La carrera no la hacemos en balde, claro; no la hacemos porque tengamos una necesidad asfixiante de cultura. No. El objetivo es mucho más noble: conseguir trabajo. Y entonces empezamos a calcular cuál es el mejor trabajo. Y cuando conseguimos trabajo empezamos a calcular los días laborables, y cuando los días laborables son demasiado largos, pasamos a calcular las horas laborables, sobre todo cuando no hemos dormido bien.
Y es entonces cuando calcular ya es vicio. Y aplicamos el cálculo también a la pintura. Fíjate, a la pintura, que utilizamos para no ser todo el rato médicos y para no estar todo el rato calculando. Y calculamos, por ejemplo, cuántas pinceladas tenemos que dar para pintar el cuadro más relevante de nuestra generación. La cuestión es que querríamos un nombre entre los críticos de arte; antes de cumplir treinta años, claro.

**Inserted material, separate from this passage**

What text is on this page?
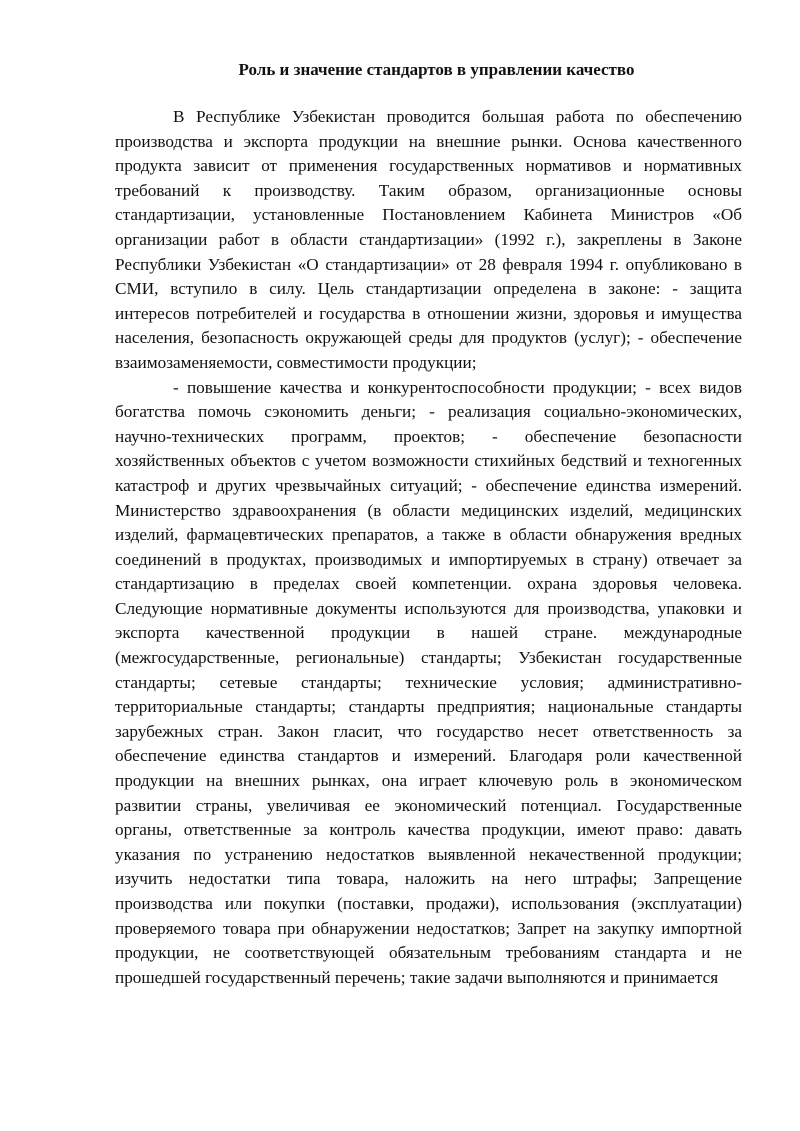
Роль и значение стандартов в управлении качество

В Республике Узбекистан проводится большая работа по обеспечению производства и экспорта продукции на внешние рынки. Основа качественного продукта зависит от применения государственных нормативов и нормативных требований к производству. Таким образом, организационные основы стандартизации, установленные Постановлением Кабинета Министров «Об организации работ в области стандартизации» (1992 г.), закреплены в Законе Республики Узбекистан «О стандартизации» от 28 февраля 1994 г. опубликовано в СМИ, вступило в силу. Цель стандартизации определена в законе: - защита интересов потребителей и государства в отношении жизни, здоровья и имущества населения, безопасность окружающей среды для продуктов (услуг); - обеспечение взаимозаменяемости, совместимости продукции;

- повышение качества и конкурентоспособности продукции; - всех видов богатства помочь сэкономить деньги; - реализация социально-экономических, научно-технических программ, проектов; - обеспечение безопасности хозяйственных объектов с учетом возможности стихийных бедствий и техногенных катастроф и других чрезвычайных ситуаций; - обеспечение единства измерений. Министерство здравоохранения (в области медицинских изделий, медицинских изделий, фармацевтических препаратов, а также в области обнаружения вредных соединений в продуктах, производимых и импортируемых в страну) отвечает за стандартизацию в пределах своей компетенции. охрана здоровья человека. Следующие нормативные документы используются для производства, упаковки и экспорта качественной продукции в нашей стране. международные (межгосударственные, региональные) стандарты; Узбекистан государственные стандарты; сетевые стандарты; технические условия; административно-территориальные стандарты; стандарты предприятия; национальные стандарты зарубежных стран. Закон гласит, что государство несет ответственность за обеспечение единства стандартов и измерений. Благодаря роли качественной продукции на внешних рынках, она играет ключевую роль в экономическом развитии страны, увеличивая ее экономический потенциал. Государственные органы, ответственные за контроль качества продукции, имеют право: давать указания по устранению недостатков выявленной некачественной продукции; изучить недостатки типа товара, наложить на него штрафы; Запрещение производства или покупки (поставки, продажи), использования (эксплуатации) проверяемого товара при обнаружении недостатков; Запрет на закупку импортной продукции, не соответствующей обязательным требованиям стандарта и не прошедшей государственный перечень; такие задачи выполняются и принимается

Pero todos los cálculos son teóricos, por supuesto, como los ascensores que no se estropean o los hipopótamos de patas limpias. Y de repente pasa algo que no tenía que pasar, claro. Empezamos un cuadro que es difícil de acabar o, más que difícil, que es imposible de acabar. O Marcos nos toca en un sitio que no estaba previsto que nos tocase, y sentimos algo por la espalda que parece que es algo que se acaba de inventar.
Entonces empieza una pequeña crisis, claro; una crisis que nos lleva a pensar que todo cálculo es falso. Pero nos tranquilizamos enseguida, y sistematizamos también las excepciones (el cuadro, Marcos) y los metemos en nuestro programa de cálculo, en el apartado Curiosidades de De Vez En Cuando (CD-VEC).
Y, felices ya, cuando vemos que nuestros cálculos se van ajustando, nos damos cuenta de que el trabajo no es sólo el trabajo, sino cuarenta años de trabajo, mínimo, y nos dicen que ha muerto una chica que estudió la carrera con nosotros, anteayer, y que todavía no saben qué puede haber sido.